Heterogeneous Hardware

Our research group concentrates on a variety of interesting problems in hardware architecture and programming environments for various processors. We perform research in the field of parallel processing, which covers the following tightly coupled areas:


1)        The processor architecture



We focus our research on topics such as: accelerators (GPUs, FPGAs and specialized processors like Intel ® Xeon Phi ™) and instruction set architectures (x86 microarchitecture extensions AVX, SSE). Recently, we have been particularly interested in the use of graphic cards for general-purpose computation also known as GPGPU. Historically, GPUs have used fixed-function logic to implement the graphics pipeline. However, the increasing demand for programmability from industry has led to easily programmable GPUs, that can be used to efficiently implement many algorithms.

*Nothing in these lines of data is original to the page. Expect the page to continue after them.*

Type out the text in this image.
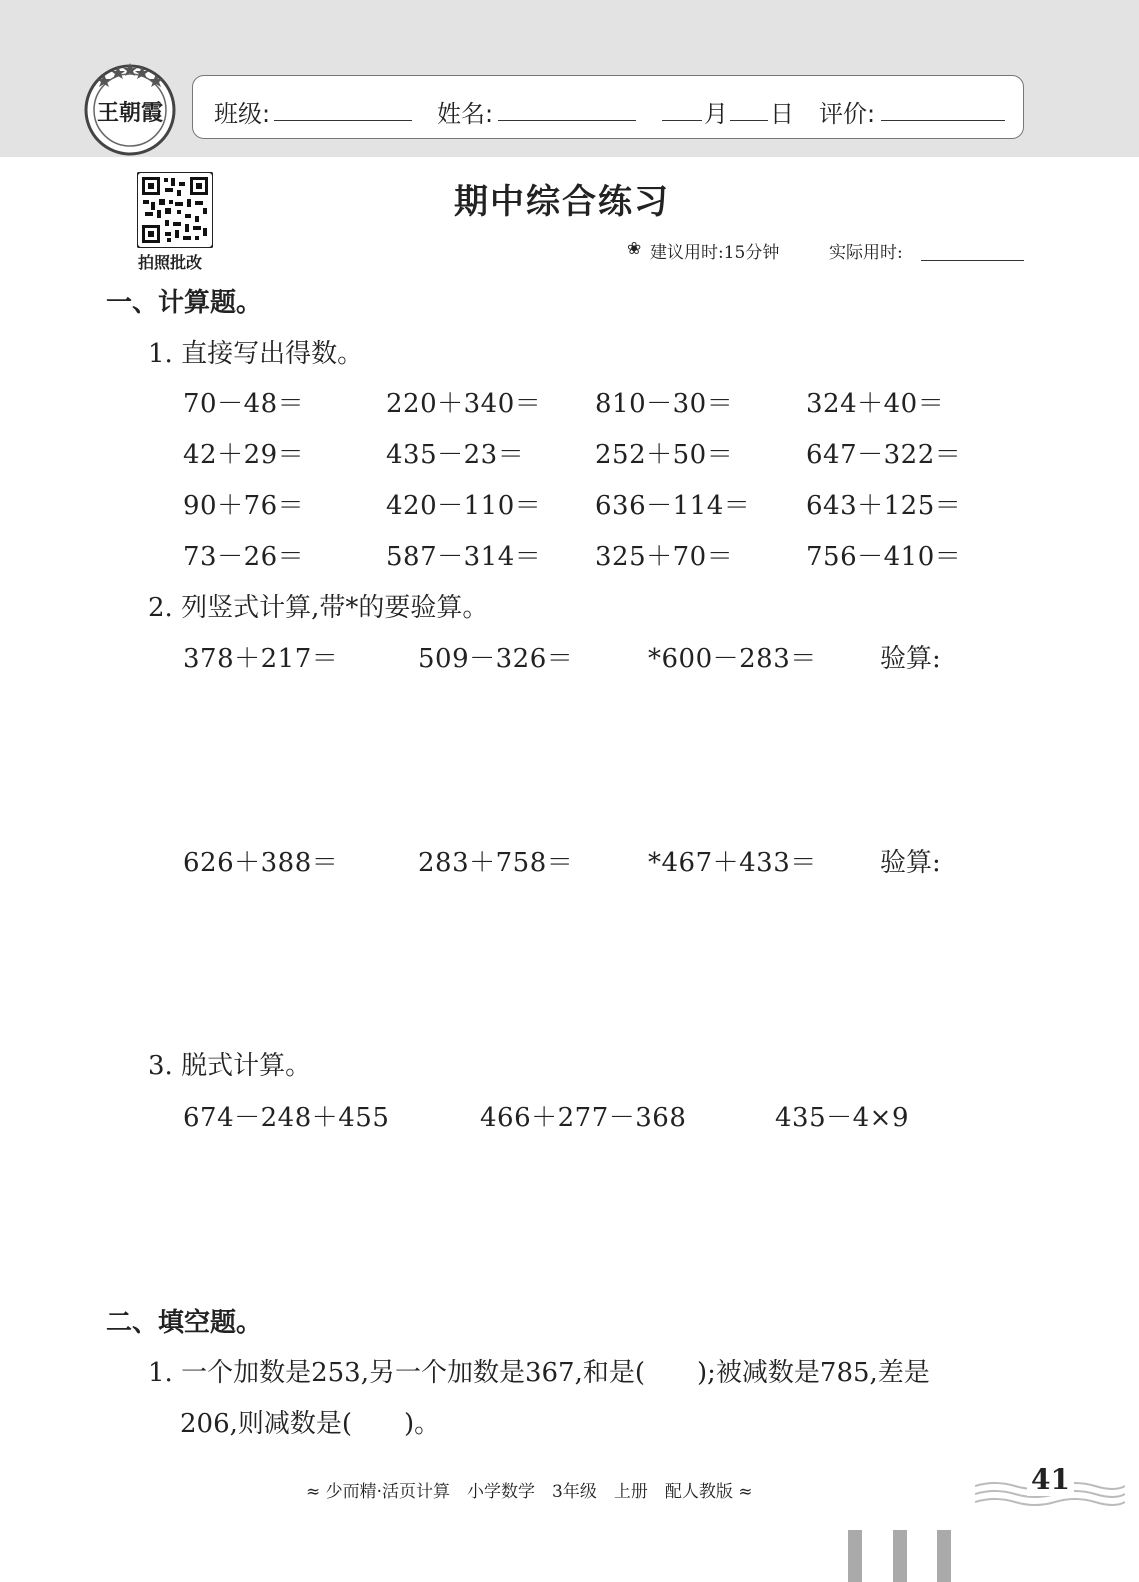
王朝霞 班级:	姓名:	月 日 评价:
拍照批改
期中综合练习
❀ 建议用时:15分钟	实际用时:
一、计算题。
1. 直接写出得数。
70－48＝	220＋340＝ 810－30＝	324＋40＝
42＋29＝	435－23＝	252＋50＝	647－322＝
90＋76＝	420－110＝ 636－114＝ 643＋125＝
73－26＝	587－314＝ 325＋70＝	756－410＝
2. 列竖式计算,带*的要验算。
378＋217＝	509－326＝	*600－283＝ 验算:
626＋388＝	283＋758＝	*467＋433＝ 验算:
3. 脱式计算。
674－248＋455	466＋277－368	435－4×9
二、填空题。
1. 一个加数是253,另一个加数是367,和是(　　);被减数是785,差是
206,则减数是(　　)。
≈ 少而精·活页计算　小学数学　3年级　上册　配人教版 ≈	41
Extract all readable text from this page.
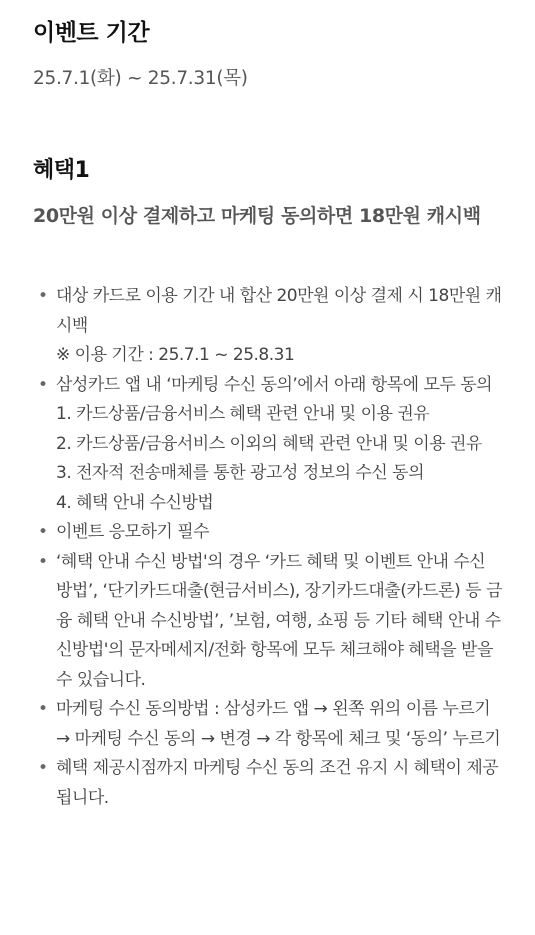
이벤트 기간
25.7.1(화) ~ 25.7.31(목)
혜택1

20만원 이상 결제하고 마케팅 동의하면 18만원 캐시백

• 대상 카드로 이용 기간 내 합산 20만원 이상 결제 시 18만원 캐시백
※ 이용 기간 : 25.7.1 ~ 25.8.31
• 삼성카드 앱 내 ‘마케팅 수신 동의’에서 아래 항목에 모두 동의
1. 카드상품/금융서비스 혜택 관련 안내 및 이용 권유
2. 카드상품/금융서비스 이외의 혜택 관련 안내 및 이용 권유
3. 전자적 전송매체를 통한 광고성 정보의 수신 동의
4. 혜택 안내 수신방법
• 이벤트 응모하기 필수
• ‘혜택 안내 수신 방법'의 경우 ‘카드 혜택 및 이벤트 안내 수신 방법’, ‘단기카드대출(현금서비스), 장기카드대출(카드론) 등 금융 혜택 안내 수신방법’, ’보험, 여행, 쇼핑 등 기타 혜택 안내 수신방법'의 문자메세지/전화 항목에 모두 체크해야 혜택을 받을 수 있습니다.
• 마케팅 수신 동의방법 : 삼성카드 앱 → 왼쪽 위의 이름 누르기 → 마케팅 수신 동의 → 변경 → 각 항목에 체크 및 ‘동의’ 누르기
• 혜택 제공시점까지 마케팅 수신 동의 조건 유지 시 혜택이 제공됩니다.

2)        Architecture-aware mapping of applications


One of our major research efforts is the investigation of machine vision algorithms and data structures on various co-processor hardware. The variety of different platforms spans a wide spectrum of optimization methods and a large set of different algorithmic transformations. We investigate various optimization-transformation techniques to get most out of the hardware architecture. One piece of recent work concentrates on the parallel implementation of image feature extraction on GPUs and CPUs:

Konrad Moren, Diana Göhringer and Thomas Perschke, “Accelerating Local Feature Extraction using OpenCL on Heterogeneous Platforms”, DASIP 2014, Madrid, October 2014.

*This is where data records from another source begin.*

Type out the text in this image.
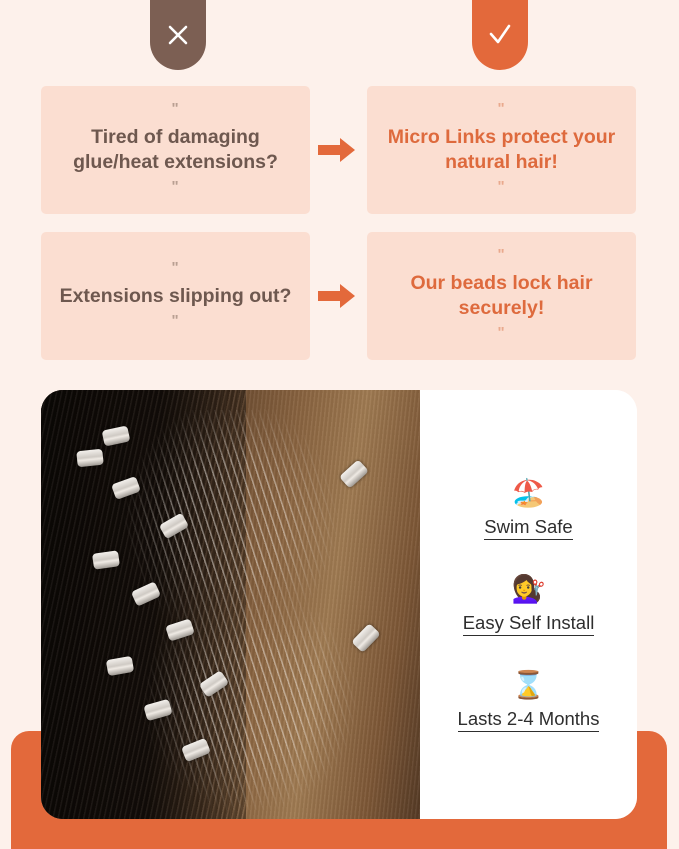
"
Tired of damaging glue/heat extensions?
"
"
Micro Links protect your natural hair!
"
"
Extensions slipping out?
"
"
Our beads lock hair securely!
"
🏖️
Swim Safe
💇‍♀️
Easy Self Install
⌛
Lasts 2-4 Months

3)        The code analysis and tuning process for parallel architectures

The typical machine vision application consists of many separate tasks. The workload of those tasks can vary dramatically with algorithmic complexity and input size. From the programmer perspective, it is very difficult to map those tasks to different processor architectures. The problem which we are most interested in, is how to build an efficient runtime-system that has a high performance and automatically adapts to flexible hardware platforms. Within this field we are investigating programming environment-models like OpenCL, compilers and their suitability for accelerators.